Pedro Cruz Filho, servidor público, segue foragido após ser investigado por participar de um esquema de fraudes em transferências de veículos no Departamento de Trânsito do Distrito Federal (Detran-DF).
Segundo investigações da 17ª Delegacia de Polícia de Taguatinga Norte, Pedro Cruz Filho atuava junto com o servidor Alexandre Macedo da Rosa e sua esposa, Shana Rodrigues Macedo. O grupo cobrava cerca de R$ 2 mil por cada transferência falsa, movimentando aproximadamente R$ 1 milhão por meio de acessos irregulares no sistema do Detran-DF.
O advogado Pedro Alves de Souza Filho, que representa Pedro Cruz, comunicou que o cliente pretende apresentar informações sobre seu estado crítico de saúde à Justiça. A defesa busca negociar uma forma de apresentação do cliente, alegando que não há necessidade de prisão preventiva, considerando a idade e condições médicas.
Histórico de Fraudes
Pedro Cruz Filho responde a processos por estelionato em Luziânia e Ceilândia, envolvendo fraudes na transferência de veículos e falsificação de documentos públicos para realizar transferências administrativas.
Outros envolvidos, como o casal Alexandre Macedo e Shana Rodrigues Macedo, foram detidos e se entregaram à polícia no Rio Grande do Sul.

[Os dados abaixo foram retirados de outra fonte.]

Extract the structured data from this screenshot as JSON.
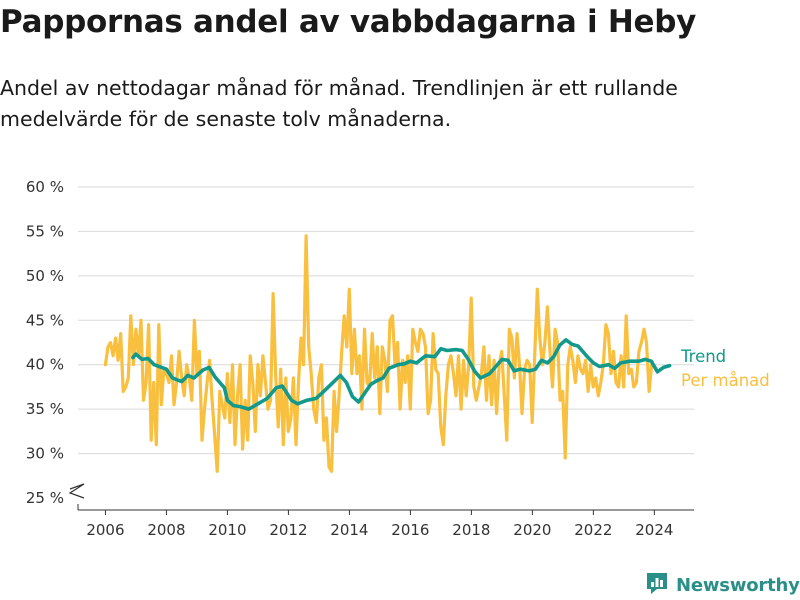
{
  "title": "Pappornas andel av vabbdagarna i Heby",
  "subtitle": "Andel av nettodagar månad för månad. Trendlinjen är ett rullande medelvärde för de senaste tolv månaderna.",
  "brand": {
    "name": "Newsworthy",
    "icon": "newsworthy-logo-icon"
  },
  "colors": {
    "trend": "#12998c",
    "monthly": "#f9bf3f",
    "grid": "#d9d9d9",
    "axis": "#333333"
  },
  "chart_data": {
    "type": "line",
    "title": "Pappornas andel av vabbdagarna i Heby",
    "xlabel": "",
    "ylabel": "",
    "x_ticks": [
      "2006",
      "2008",
      "2010",
      "2012",
      "2014",
      "2016",
      "2018",
      "2020",
      "2022",
      "2024"
    ],
    "y_ticks": [
      "25 %",
      "30 %",
      "35 %",
      "40 %",
      "45 %",
      "50 %",
      "55 %",
      "60 %"
    ],
    "ylim": [
      25,
      60
    ],
    "xlim": [
      2005.1,
      2025.3
    ],
    "legend_position": "right",
    "series": [
      {
        "name": "Per månad",
        "color": "#f9bf3f",
        "start": 2006.0,
        "step": 0.0833,
        "values": [
          40.0,
          42.0,
          42.5,
          41.0,
          43.0,
          40.5,
          43.5,
          37.0,
          37.5,
          38.5,
          45.5,
          40.0,
          44.0,
          41.0,
          45.0,
          36.0,
          38.0,
          44.5,
          31.5,
          38.0,
          31.0,
          44.5,
          35.5,
          39.5,
          39.0,
          38.0,
          41.0,
          35.5,
          38.0,
          41.5,
          38.5,
          36.5,
          40.0,
          38.5,
          36.0,
          45.0,
          39.0,
          41.5,
          31.5,
          35.0,
          38.0,
          40.5,
          36.0,
          32.0,
          28.0,
          37.0,
          35.5,
          34.0,
          39.0,
          33.5,
          40.0,
          31.0,
          36.5,
          40.0,
          30.5,
          36.0,
          31.5,
          41.0,
          38.0,
          32.5,
          40.0,
          36.5,
          41.0,
          38.0,
          35.0,
          36.0,
          48.0,
          39.0,
          33.0,
          39.5,
          31.0,
          38.5,
          32.5,
          34.0,
          38.5,
          31.0,
          38.0,
          43.0,
          40.0,
          54.5,
          42.0,
          39.0,
          35.0,
          33.5,
          38.5,
          40.0,
          31.5,
          34.0,
          28.5,
          28.0,
          37.0,
          32.5,
          36.5,
          41.5,
          45.5,
          42.0,
          48.5,
          39.0,
          44.0,
          39.0,
          41.0,
          35.0,
          44.0,
          38.0,
          37.5,
          43.5,
          38.5,
          42.0,
          34.5,
          42.0,
          40.5,
          37.0,
          45.0,
          45.5,
          40.0,
          42.5,
          35.0,
          40.5,
          38.0,
          41.0,
          35.0,
          44.0,
          42.5,
          41.5,
          44.0,
          43.5,
          42.0,
          34.5,
          36.0,
          43.5,
          39.5,
          39.0,
          33.0,
          31.0,
          36.5,
          40.0,
          41.0,
          39.0,
          36.5,
          41.0,
          35.0,
          40.5,
          36.5,
          40.0,
          47.5,
          37.5,
          36.0,
          37.5,
          39.0,
          42.0,
          36.0,
          41.0,
          35.5,
          40.5,
          34.5,
          40.0,
          41.5,
          36.5,
          31.5,
          44.0,
          43.0,
          38.5,
          43.5,
          40.0,
          34.5,
          39.5,
          40.5,
          40.0,
          33.5,
          41.0,
          48.5,
          43.0,
          40.0,
          42.5,
          46.5,
          41.5,
          37.5,
          44.0,
          42.5,
          36.0,
          37.0,
          29.5,
          40.0,
          42.0,
          40.5,
          38.0,
          41.0,
          39.5,
          39.0,
          40.5,
          37.0,
          40.0,
          37.5,
          38.5,
          36.5,
          38.0,
          40.0,
          44.5,
          43.5,
          39.0,
          41.5,
          38.0,
          37.5,
          41.0,
          37.5,
          45.5,
          39.0,
          39.5,
          37.5,
          38.0,
          41.5,
          42.5,
          44.0,
          42.5,
          37.0,
          40.0
        ]
      },
      {
        "name": "Trend",
        "color": "#12998c",
        "points": [
          [
            2006.9,
            40.8
          ],
          [
            2007.0,
            41.2
          ],
          [
            2007.2,
            40.6
          ],
          [
            2007.4,
            40.7
          ],
          [
            2007.6,
            40.0
          ],
          [
            2008.0,
            39.5
          ],
          [
            2008.2,
            38.5
          ],
          [
            2008.5,
            38.1
          ],
          [
            2008.7,
            38.8
          ],
          [
            2008.9,
            38.5
          ],
          [
            2009.2,
            39.4
          ],
          [
            2009.4,
            39.7
          ],
          [
            2009.6,
            38.6
          ],
          [
            2009.9,
            37.4
          ],
          [
            2010.0,
            36.0
          ],
          [
            2010.2,
            35.4
          ],
          [
            2010.4,
            35.3
          ],
          [
            2010.7,
            35.0
          ],
          [
            2011.0,
            35.6
          ],
          [
            2011.3,
            36.2
          ],
          [
            2011.6,
            37.4
          ],
          [
            2011.8,
            37.6
          ],
          [
            2012.1,
            36.0
          ],
          [
            2012.3,
            35.6
          ],
          [
            2012.6,
            36.0
          ],
          [
            2012.9,
            36.2
          ],
          [
            2013.1,
            36.8
          ],
          [
            2013.4,
            37.8
          ],
          [
            2013.7,
            38.8
          ],
          [
            2013.9,
            38.0
          ],
          [
            2014.1,
            36.4
          ],
          [
            2014.3,
            35.8
          ],
          [
            2014.5,
            36.8
          ],
          [
            2014.7,
            37.8
          ],
          [
            2014.9,
            38.2
          ],
          [
            2015.1,
            38.5
          ],
          [
            2015.3,
            39.6
          ],
          [
            2015.6,
            40.0
          ],
          [
            2015.8,
            40.1
          ],
          [
            2016.0,
            40.4
          ],
          [
            2016.2,
            40.2
          ],
          [
            2016.5,
            41.0
          ],
          [
            2016.8,
            40.9
          ],
          [
            2017.0,
            41.8
          ],
          [
            2017.2,
            41.6
          ],
          [
            2017.5,
            41.7
          ],
          [
            2017.7,
            41.6
          ],
          [
            2017.9,
            40.6
          ],
          [
            2018.1,
            39.3
          ],
          [
            2018.3,
            38.5
          ],
          [
            2018.6,
            39.0
          ],
          [
            2018.8,
            39.8
          ],
          [
            2019.0,
            40.6
          ],
          [
            2019.2,
            40.5
          ],
          [
            2019.4,
            39.3
          ],
          [
            2019.6,
            39.5
          ],
          [
            2019.9,
            39.3
          ],
          [
            2020.1,
            39.5
          ],
          [
            2020.3,
            40.5
          ],
          [
            2020.5,
            40.2
          ],
          [
            2020.7,
            40.9
          ],
          [
            2020.9,
            42.2
          ],
          [
            2021.1,
            42.8
          ],
          [
            2021.3,
            42.3
          ],
          [
            2021.5,
            42.1
          ],
          [
            2021.8,
            40.9
          ],
          [
            2022.0,
            40.2
          ],
          [
            2022.2,
            39.8
          ],
          [
            2022.5,
            40.0
          ],
          [
            2022.7,
            39.6
          ],
          [
            2022.9,
            40.2
          ],
          [
            2023.2,
            40.4
          ],
          [
            2023.5,
            40.4
          ],
          [
            2023.7,
            40.6
          ],
          [
            2023.9,
            40.4
          ],
          [
            2024.1,
            39.2
          ],
          [
            2024.3,
            39.7
          ],
          [
            2024.5,
            39.9
          ]
        ]
      }
    ]
  }
}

Já Caio Raffael de Jesus Leite Furtado e Pedro Cruz Filho permanecem foragidos, com mandados de prisão em aberto.
Método da Operação
Conforme denúncia judicial, Alexandre Macedo teria repassado suas credenciais de acesso ao sistema Getran a terceiros para realizar alterações irregulares, enquanto os documentos fraudulentos eram usados para aprovar as transferências.
Os suspeitos foram indiciados por organização criminosa, corrupção ativa e passiva, inserção de dados falsos em sistemas de informações, lavagem de dinheiro e falsidade ideológica.
Operação Policial
A polícia cumpriu mandados de busca, apreensão e sequestro de valores em várias cidades, incluindo Brasília (DF), Valparaíso (GO), Teresina (PI) e Santiago (RS), com apoio das polícias civis locais.
O Detran-DF colaborou fornecendo informações técnicas que auxiliaram na identificação dos padrões de invasão ao sistema e adotou medidas administrativas como afastamento e bloqueio de credenciais dos servidores envolvidos.
Pedidos de Liberdade
A defesa de Alexandre Macedo e Shana Rodrigues Macedo solicitou a revogação da prisão preventiva, alegando que o prazo para reavaliação expirou e apresentando argumentos sobre a saúde mental de Alexandre, que é judicialmente interditado, e que a esposa não teve participação direta nas fraudes.
Além disso, a defesa ressaltou que Alexandre está afastado do Detran-DF desde dezembro de 2023, sem acesso aos sistemas fraudados, e contestou seu recambiamento para Brasília, sugerindo que o exame pericial seja realizado onde ele reside.
Os advogados consideram que a prisão dos investigados é desnecessária, pois a instrução processual ainda não começou, e que a detenção representaria uma antecipação de pena.